Now, many of these short-sale properties have moved through the foreclosure process and are REO or real estate owned [by the bank]. The REO managers have taken over from the loan servicers and are selling at fire sale prices left and right. For instance, of the 10 sales below $500,000 in zip code 94605 in the last month, seven were REO, probate or short sales, selling at as little as 75 percent or even 65 percent of formerly reasonable asking prices. Seventy-four percent of currently pending sales under $500,000 in Berkeley and Oakland are short sales or REO. What is a market price in THIS environment? It's not what a home sold for even last week; it's what the REO guys are willing to take for the other homes on the market.

(Think about that for a minute. Three-quarters of households selling lower-cost homes in our area are facing great financial pain, whether they invited it or not. And think about their neighbors, whether long-time homeowners with plenty of equity, or recent purchasers who are making mortgage payments on homes that aren't worth what they currently owe. These neighborhood-wide effects and disinvestment are what city leaders are particularly worried about.

Contact me if you want to explore investment property--we're now seeing prices so low that rentals are again ''cash-flowing''--that is, the rent and tax benefits cover expected costs. A thoughtful market watcher outside the biz said to me last week, ''those guys [investors] are the heroes in this market.'')

In contrast, the upper-end market is relatively stable. If we look at single family homes of at least three bedrooms and two baths selling in 94610, 94611, and 94618 (Piedmont and Oakland), there have been 67 sales since 1/1, an average of 47 days on the market, and an average sales price of $1.044 milion ($437/sf). Same time last year, we saw 65 sales, in an average of 28 days on market, at an average $1.1 million ($449/sf). A modest number of these are short sales or REO--don't think our market isn't immune. About seven percent of currently pending Oakland and Berkeley homes above $500,000 are ''distressed,'' according to the listing agent, who is required by MLS rules to note if the home is a short sale or in foreclosure.

And the mortgage market chaos is being felt here. I've heard of buyers planning to write a hefty home equity line check for a downpayment on a new home before selling the old. And a day before closing, the bank says, ''that was last week. We've just reduced your line of credit by 50% this week.'' Or 80/10/10 loans locked in a month ago, but the second mortgage documents just never show up at closing, leaving the buyer to come up with $50,000 (in one case) in two days. Or lenders asking for a second appraisal a couple days before closing--or docking the existing appraisal by x%, because the broad East Bay market is considered a ''declining market'' by the GSEs.

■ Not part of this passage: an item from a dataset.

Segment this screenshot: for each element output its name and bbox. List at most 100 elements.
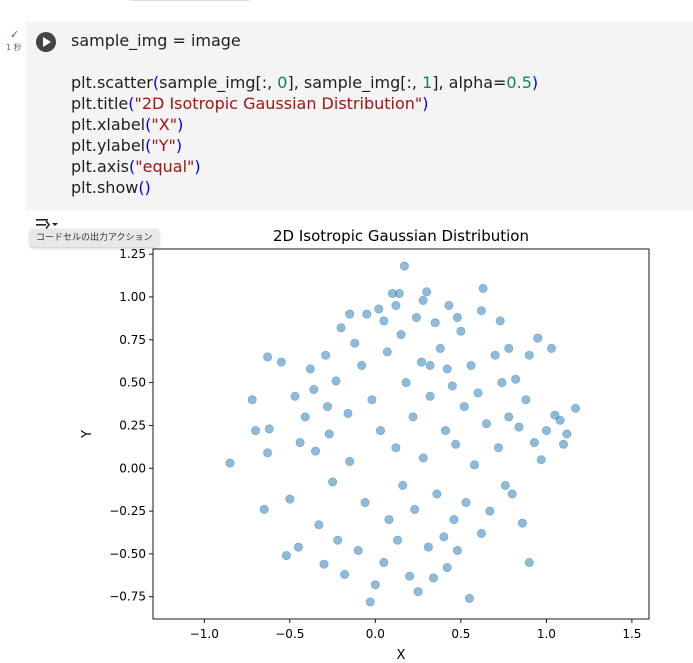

In either case, the buyers need to find the cash to cover any shortfall, or face losing the house AND their 3% initial deposit. During last August's initial flush of chaos, I thought one of my sellers might have to step in with seller financing to cover a gap like this, but the situation resolved itself. I think we're likely to see more of these creative solutions in the coming months in our market--once lenders get stabilized enough to be clear about their constraints up front, which is not necessarily in their capacity right now.

Tough times for the buyer and the seller. Definitely a time to put your business in the hands of a thoughtful, smart agent thinking about all the angles and potential pitfalls, and communicating them clearly and with compassion.